Democratic candidate Joe Biden’s tax plan would raise $ 3 trillion in 10 years. Biden seems more likely than President Donald Trump to pick replacement voters. And President Nancy Pelosi is making alternate plans for a contested election.
That’s how much Biden’s tax plan would raise over the next decade, though it would equalize to just around $ 2.65 trillion after accounting for the economic effects of higher taxes on businesses and wages, according to a new analysis. of the Tax Foundation, leaning to the right.
The bottom 20% of wage earners would see their after-tax income increase by 10.8%, in part due to an increase in the child tax credit. The top 1% of wage earners would see their income decrease 9.9% as a result of higher taxes on income, capital gains and additional payroll taxes.
The Trump campaign has run ads saying that Biden’s tax plan would crush the middle class, but data shows that the bottom 80% of taxpayers would see revenue increases in 2021 under Democratic policies.

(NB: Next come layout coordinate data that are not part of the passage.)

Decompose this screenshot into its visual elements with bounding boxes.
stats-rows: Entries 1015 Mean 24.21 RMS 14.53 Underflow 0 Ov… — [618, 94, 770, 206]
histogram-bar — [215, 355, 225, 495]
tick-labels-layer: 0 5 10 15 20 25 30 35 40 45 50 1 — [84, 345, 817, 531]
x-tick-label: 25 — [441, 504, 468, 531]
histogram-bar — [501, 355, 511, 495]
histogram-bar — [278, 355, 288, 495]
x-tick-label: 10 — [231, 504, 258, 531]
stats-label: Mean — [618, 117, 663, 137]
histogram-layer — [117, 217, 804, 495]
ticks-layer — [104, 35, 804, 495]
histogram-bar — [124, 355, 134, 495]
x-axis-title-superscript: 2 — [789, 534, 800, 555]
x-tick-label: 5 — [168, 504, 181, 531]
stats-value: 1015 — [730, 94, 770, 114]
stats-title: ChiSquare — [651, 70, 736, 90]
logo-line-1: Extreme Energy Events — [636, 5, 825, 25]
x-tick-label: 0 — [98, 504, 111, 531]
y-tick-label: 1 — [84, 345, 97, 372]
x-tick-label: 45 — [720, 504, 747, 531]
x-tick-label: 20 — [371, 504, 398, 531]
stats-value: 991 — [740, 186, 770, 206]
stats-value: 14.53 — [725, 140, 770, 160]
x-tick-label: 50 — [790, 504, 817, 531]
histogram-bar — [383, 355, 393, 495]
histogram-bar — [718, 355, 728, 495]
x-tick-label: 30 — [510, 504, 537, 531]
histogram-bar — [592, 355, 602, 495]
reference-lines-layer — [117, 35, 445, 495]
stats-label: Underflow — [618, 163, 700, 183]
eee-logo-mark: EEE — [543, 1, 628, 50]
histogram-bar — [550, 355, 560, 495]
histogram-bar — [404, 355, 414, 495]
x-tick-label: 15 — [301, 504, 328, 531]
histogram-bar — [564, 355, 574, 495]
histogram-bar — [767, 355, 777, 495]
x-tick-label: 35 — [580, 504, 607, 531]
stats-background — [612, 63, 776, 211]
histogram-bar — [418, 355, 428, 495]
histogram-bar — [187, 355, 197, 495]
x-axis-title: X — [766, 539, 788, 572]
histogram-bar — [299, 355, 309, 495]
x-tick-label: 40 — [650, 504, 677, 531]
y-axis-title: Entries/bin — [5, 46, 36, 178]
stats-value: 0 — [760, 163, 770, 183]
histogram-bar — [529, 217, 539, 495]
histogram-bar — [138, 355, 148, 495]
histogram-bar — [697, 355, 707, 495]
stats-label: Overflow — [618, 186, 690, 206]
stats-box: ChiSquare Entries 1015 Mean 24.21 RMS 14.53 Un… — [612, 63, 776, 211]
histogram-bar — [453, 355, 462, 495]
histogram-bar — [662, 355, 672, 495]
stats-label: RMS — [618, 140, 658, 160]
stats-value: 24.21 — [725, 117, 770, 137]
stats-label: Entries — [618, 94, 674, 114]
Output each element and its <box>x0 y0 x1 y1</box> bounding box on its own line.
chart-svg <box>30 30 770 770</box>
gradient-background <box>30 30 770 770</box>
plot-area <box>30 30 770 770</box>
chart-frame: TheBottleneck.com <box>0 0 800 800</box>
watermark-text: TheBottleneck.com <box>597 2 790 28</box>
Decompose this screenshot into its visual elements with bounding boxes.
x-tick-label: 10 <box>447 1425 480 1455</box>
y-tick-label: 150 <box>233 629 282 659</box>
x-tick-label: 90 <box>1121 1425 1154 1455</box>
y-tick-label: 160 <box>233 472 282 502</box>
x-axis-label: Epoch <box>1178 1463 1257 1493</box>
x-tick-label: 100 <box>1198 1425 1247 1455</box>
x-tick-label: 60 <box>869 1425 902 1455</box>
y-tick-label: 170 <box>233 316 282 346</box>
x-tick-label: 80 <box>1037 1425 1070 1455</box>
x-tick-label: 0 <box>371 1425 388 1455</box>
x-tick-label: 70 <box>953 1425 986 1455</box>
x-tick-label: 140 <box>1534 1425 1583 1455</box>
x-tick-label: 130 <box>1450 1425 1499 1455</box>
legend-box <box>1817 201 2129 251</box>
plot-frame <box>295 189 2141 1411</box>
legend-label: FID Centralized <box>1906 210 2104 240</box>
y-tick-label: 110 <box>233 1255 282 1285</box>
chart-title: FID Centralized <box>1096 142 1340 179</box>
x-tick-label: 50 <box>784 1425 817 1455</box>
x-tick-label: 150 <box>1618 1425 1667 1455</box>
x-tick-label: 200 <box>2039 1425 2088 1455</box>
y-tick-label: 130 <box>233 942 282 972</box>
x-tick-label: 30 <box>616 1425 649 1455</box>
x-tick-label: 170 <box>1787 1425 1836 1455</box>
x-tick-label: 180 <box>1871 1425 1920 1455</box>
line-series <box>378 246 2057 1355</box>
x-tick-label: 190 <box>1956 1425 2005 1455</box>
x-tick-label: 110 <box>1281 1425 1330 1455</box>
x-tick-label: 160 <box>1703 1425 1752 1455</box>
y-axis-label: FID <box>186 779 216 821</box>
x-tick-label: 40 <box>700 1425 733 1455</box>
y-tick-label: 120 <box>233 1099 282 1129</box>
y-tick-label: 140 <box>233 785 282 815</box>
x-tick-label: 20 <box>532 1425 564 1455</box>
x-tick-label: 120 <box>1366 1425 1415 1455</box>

Over a decade, those people would experience slight declines due to the spill-over effects of higher taxes on businesses. – Laura Davison
Biden seems more likely than Trump to pick up replacement voters
Both Biden and Trump hope to elect a replacement elector in Maine or Nebraska who could decide the presidency. But for now, Biden has the upper hand.
The two states divide their constituents by congressional district, giving Trump a shot in rural Maine, where he won a voter in 2016, and Biden, a shot in Omaha, where Obama won a voter in 2008.
A New York Times / Siena College poll released Monday showed that 48% of likely voters in Nebraska’s Second Congressional District backed Biden and 41% supported Trump, with 11% undecided.
Biden is also ahead by 4 percentage points in the Real Clear Politics poll average in Maine’s 2nd Ward.
Six of the seven scenarios presented by the Trump campaign earlier this month resulted in Trump winning at least one voter in Maine, including two in which he provided the winning margin. Neither showed him losing in Nebraska.
The poll of 420 likely voters in Nebraska’s 2nd Ward was conducted Sept. 25-27. It had a margin of error of plus or minus 5.3 percentage points.
Pelosi makes plans for the electoral college tie
In case this election wasn’t weird enough already, Pelosi is making public plans in the event of a tie in the Electoral College.
There are plausible, if still unlikely, scenarios in battlefield states where Biden and Trump tie at 269-269, and both fail to reach the 270 voters needed to win outright.
If that happens, the presidential race runs to the House in January. But there is a twist: each state only gets one vote. And while Democrats have a majority in the House right now, Republicans control 26 state delegations.
In a letter to her Democratic colleagues, Pelosi urged them to support the House majority political action committee in trying to win a handful of races that could tip more state delegations in their favor.
“Because we cannot leave anything to chance, the House Majority PAC is doing everything possible to win more delegations for Democrats,” Pelosi wrote in the letter. “It is sad that we have to plan in this way, but it is what we must do to make sure the elections are not stolen.”